I’m most looking forward to gracing the Magic stage with this talented cast, speaking Jessica Hagedorn’s words with truth and honesty, taking the audience on a ride of a lifetime, and executing Loretta Greco’s vision at optimal energy and total commitment. All of this equals to having a blast and having so much fun. I look forward to all of this. However, I know it’ll pass in a flash. So, writing this is a reminder to myself to breathe it all in, hold my breath and exhale slowly. I want to remember how very special this time in my life is.
What was your first experience at/with Magic?
My first experience at the Magic Theatre was in 1998 when I saw Mules by Winsome Pinnock, directed by Dianne Wynter. I was a young student taking classes at Diablo Valley College, passionate about theatre and excited to see my sister’s friend, Andrea Harris perform. My sister, Bridgette Loriaux met Andrea Harris at the Oregon Shakespeare Festival where they both were Company Members. I remember the intimate space, sitting center and being drawn in by the actors and their talent. Also, feeling quite special because I knew someone in the cast. I left the Magic Theatre feeling inspired and it only reaffirmed I wanted to be an actor.
What have you seen/read (shows, concerts, movies, books, art) lately that really spoke to you? Why?
In December, I took my partner to experience Janet Cardiff’s The Forty Part Motet at the Fort Mason Center. It’s a 40-part choral performance of English composer, Thomas Tallis’s sixteenth-century composition Spem in Alium, sung by the Salisbury Cathedral Choir. There were 40 speakers arranged in an oval, where each choral member was individually recorded. When standing in the center of the oval, my partner and I were flooded with harmonies and a force that was so moving it brought me to tears. However, when we stood close to any of the 40 speakers, placing our ear next to the soft black material, we could hear the individual voices and the parts they sang, along with the occasional clearing of their throat or laugh during their intermission. It was so intimate and personal.
It spoke to me because it was really the patrons who roamed the room that made the exhibition fascinating. I saw couples holding each other, eyes closed and still. I saw a young woman staring out the window. I saw an old woman and a teenager giggling. I also just watched my partner for a small while as he went speaker to speaker and just listened. All of this was happening as these 40 voices filled the room. I’m grateful Janet Cardiff created 14 minutes where we could just breathe and feel beauty or whatever you wanted to feel.

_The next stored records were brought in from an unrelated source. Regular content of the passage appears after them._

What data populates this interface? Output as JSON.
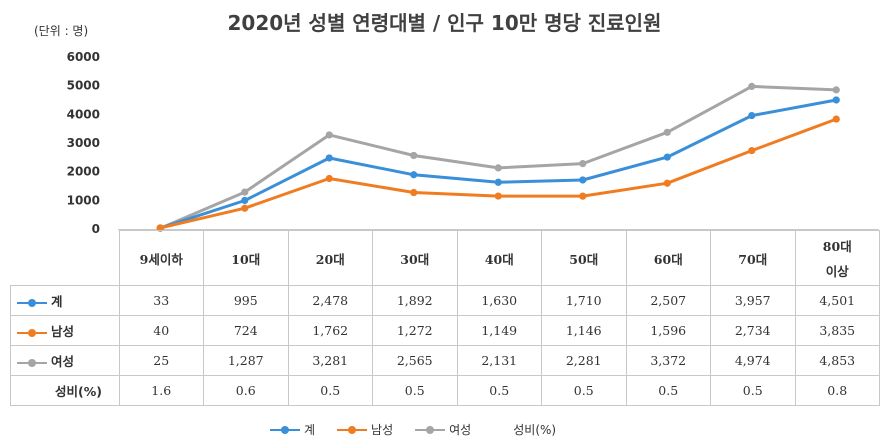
{
  "title": "2020년 성별 연령대별 / 인구 10만 명당 진료인원",
  "unit_label": "(단위 : 명)",
  "chart_data": {
    "type": "line",
    "categories": [
      "9세이하",
      "10대",
      "20대",
      "30대",
      "40대",
      "50대",
      "60대",
      "70대",
      "80대 이상"
    ],
    "category_lines": [
      [
        "9세이하"
      ],
      [
        "10대"
      ],
      [
        "20대"
      ],
      [
        "30대"
      ],
      [
        "40대"
      ],
      [
        "50대"
      ],
      [
        "60대"
      ],
      [
        "70대"
      ],
      [
        "80대",
        "이상"
      ]
    ],
    "ylim": [
      0,
      6000
    ],
    "yticks": [
      "0",
      "1000",
      "2000",
      "3000",
      "4000",
      "5000",
      "6000"
    ],
    "series": [
      {
        "name": "계",
        "color": "#3a8fd9",
        "values": [
          33,
          995,
          2478,
          1892,
          1630,
          1710,
          2507,
          3957,
          4501
        ],
        "labels": [
          "33",
          "995",
          "2,478",
          "1,892",
          "1,630",
          "1,710",
          "2,507",
          "3,957",
          "4,501"
        ]
      },
      {
        "name": "남성",
        "color": "#f07c22",
        "values": [
          40,
          724,
          1762,
          1272,
          1149,
          1146,
          1596,
          2734,
          3835
        ],
        "labels": [
          "40",
          "724",
          "1,762",
          "1,272",
          "1,149",
          "1,146",
          "1,596",
          "2,734",
          "3,835"
        ]
      },
      {
        "name": "여성",
        "color": "#a5a5a5",
        "values": [
          25,
          1287,
          3281,
          2565,
          2131,
          2281,
          3372,
          4974,
          4853
        ],
        "labels": [
          "25",
          "1,287",
          "3,281",
          "2,565",
          "2,131",
          "2,281",
          "3,372",
          "4,974",
          "4,853"
        ]
      }
    ],
    "extra_row": {
      "name": "성비(%)",
      "labels": [
        "1.6",
        "0.6",
        "0.5",
        "0.5",
        "0.5",
        "0.5",
        "0.5",
        "0.5",
        "0.8"
      ]
    },
    "grid": false,
    "legend_position": "bottom"
  },
  "legend": [
    {
      "label": "계",
      "color": "#3a8fd9",
      "marker": true
    },
    {
      "label": "남성",
      "color": "#f07c22",
      "marker": true
    },
    {
      "label": "여성",
      "color": "#a5a5a5",
      "marker": true
    },
    {
      "label": "성비(%)",
      "color": "",
      "marker": false
    }
  ]
}
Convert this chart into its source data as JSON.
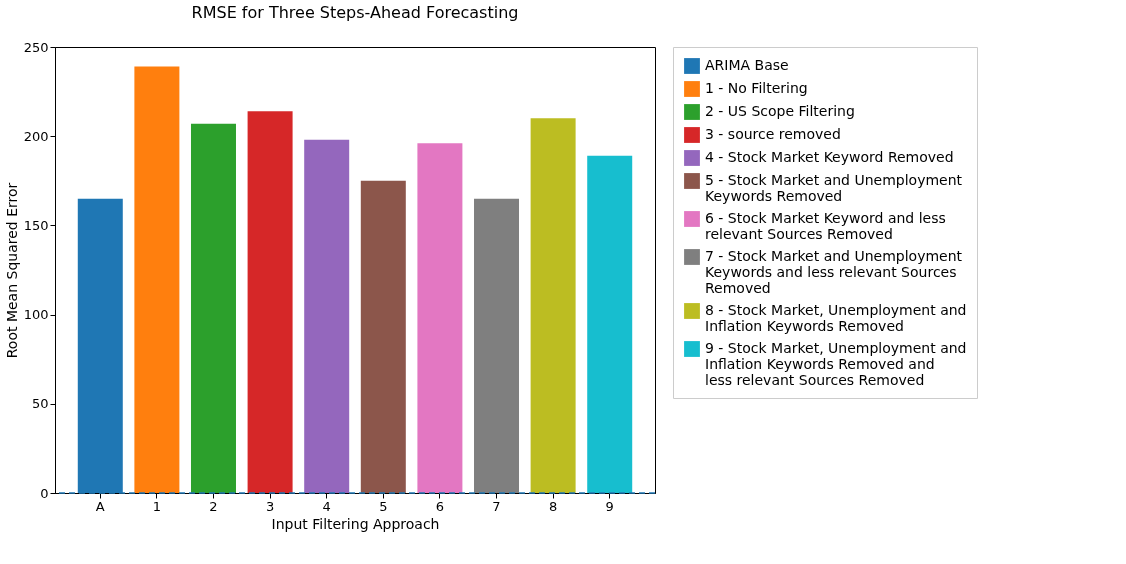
{
  "chart_data": {
    "type": "bar",
    "title": "RMSE for Three Steps-Ahead Forecasting",
    "xlabel": "Input Filtering Approach",
    "ylabel": "Root Mean Squared Error",
    "categories": [
      "A",
      "1",
      "2",
      "3",
      "4",
      "5",
      "6",
      "7",
      "8",
      "9"
    ],
    "series": [
      {
        "name": "ARIMA Base",
        "color": "#1f77b4",
        "values": [
          165,
          null,
          null,
          null,
          null,
          null,
          null,
          null,
          null,
          null
        ]
      },
      {
        "name": "1 - No Filtering",
        "color": "#ff7f0e",
        "values": [
          null,
          239,
          null,
          null,
          null,
          null,
          null,
          null,
          null,
          null
        ]
      },
      {
        "name": "2 - US Scope Filtering",
        "color": "#2ca02c",
        "values": [
          null,
          null,
          207,
          null,
          null,
          null,
          null,
          null,
          null,
          null
        ]
      },
      {
        "name": "3 - source removed",
        "color": "#d62728",
        "values": [
          null,
          null,
          null,
          214,
          null,
          null,
          null,
          null,
          null,
          null
        ]
      },
      {
        "name": "4 - Stock Market Keyword Removed",
        "color": "#9467bd",
        "values": [
          null,
          null,
          null,
          null,
          198,
          null,
          null,
          null,
          null,
          null
        ]
      },
      {
        "name": "5 - Stock Market and Unemployment Keywords Removed",
        "color": "#8c564b",
        "values": [
          null,
          null,
          null,
          null,
          null,
          175,
          null,
          null,
          null,
          null
        ]
      },
      {
        "name": "6 - Stock Market Keyword and less relevant Sources Removed",
        "color": "#e377c2",
        "values": [
          null,
          null,
          null,
          null,
          null,
          null,
          196,
          null,
          null,
          null
        ]
      },
      {
        "name": "7 - Stock Market and Unemployment Keywords and less relevant Sources Removed",
        "color": "#7f7f7f",
        "values": [
          null,
          null,
          null,
          null,
          null,
          null,
          null,
          165,
          null,
          null
        ]
      },
      {
        "name": "8 - Stock Market, Unemployment and Inflation Keywords Removed",
        "color": "#bcbd22",
        "values": [
          null,
          null,
          null,
          null,
          null,
          null,
          null,
          null,
          210,
          null
        ]
      },
      {
        "name": "9 - Stock Market, Unemployment and Inflation Keywords Removed and less relevant Sources Removed",
        "color": "#17becf",
        "values": [
          null,
          null,
          null,
          null,
          null,
          null,
          null,
          null,
          null,
          189
        ]
      }
    ],
    "ylim": [
      0,
      250
    ],
    "yticks": [
      0,
      50,
      100,
      150,
      200,
      250
    ],
    "ref_lines": [
      {
        "axis": "y",
        "value": 0,
        "color": "#1f77b4",
        "line_style": "dashed"
      }
    ],
    "grid": false,
    "legend": "right"
  }
}
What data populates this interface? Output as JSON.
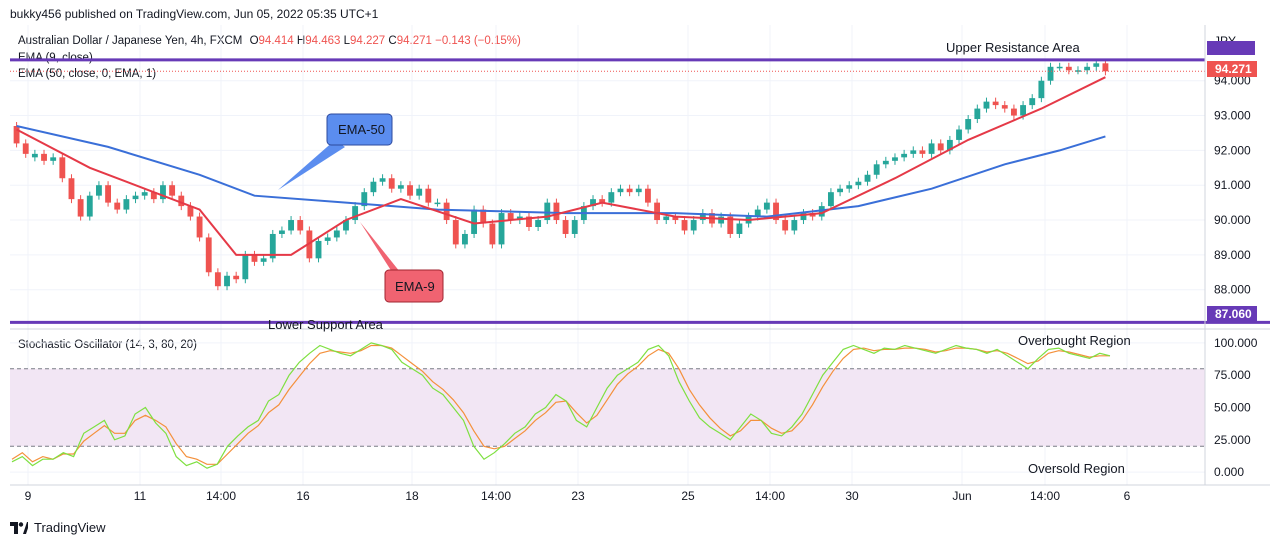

How did you get into acting, what was your first gig?
It was 1998 and I was 19 years old when I received a phone call to audition for The Aurora Theatre Company. They were producing Posing for Gauguin, by Dorothy Bryant, directed by Cliff Mayotte. They first wanted my older sister, Bridgette Loriaux to audition, but she was already working in another show. So my awesome sister recommended her little sister for the job and I ultimately got the part of Teha’amana, Gauguin’s teenage mistress and Tahitian model. I was working with Jeri Lynn Cohen who played the ghost of Gauguin’s grandmother and Owen Murphy who played Gauguin himself. They took me under their wing and I was able to experience professionalism at its finest. In addition to working with these two incredible actors, I was able to be under the direction of Cliff Mayotte. What a brilliant man and just so damn smart! We had come full circle and I was able to work with Mr. Cliff Mayotte again in 2010 in the Rough and Tumble World Premiere of A History of Human Stupidity by Andy Bayiates. Cliff has always believed in me and I’m so grateful. There’s one more person that I owe so much to and that I must thank. She saw a spark in me at 19 and fostered my career. This wonderful person is Barbara Oliver, an actor and director who founded the Aurora Theatre Company in 1991. Barbara Oliver passed in 2013 and her legacy of love and theatre lives on.
Can you tell us a little about your character? What do you think is her best quality? Worst?
I play the role of Lolita Luna, the soft porn “bomba” movie star. She’s the life of the party, beautiful, sexy and successful. The company she keeps are men who use and abuse her, but they’re also very rich and very powerful. Although her adoring fans thinks she has it all, all she really has is her beloved son. Lolita prays these men with great power will help her and her child escape the country. Her best quality is her worst quality. Lolita is willing to do anything and will go to great lengths for what she wants. She’ll go to that deep dark place and sacrifice it all for her son. Her capacity and tolerance for pain is limitless.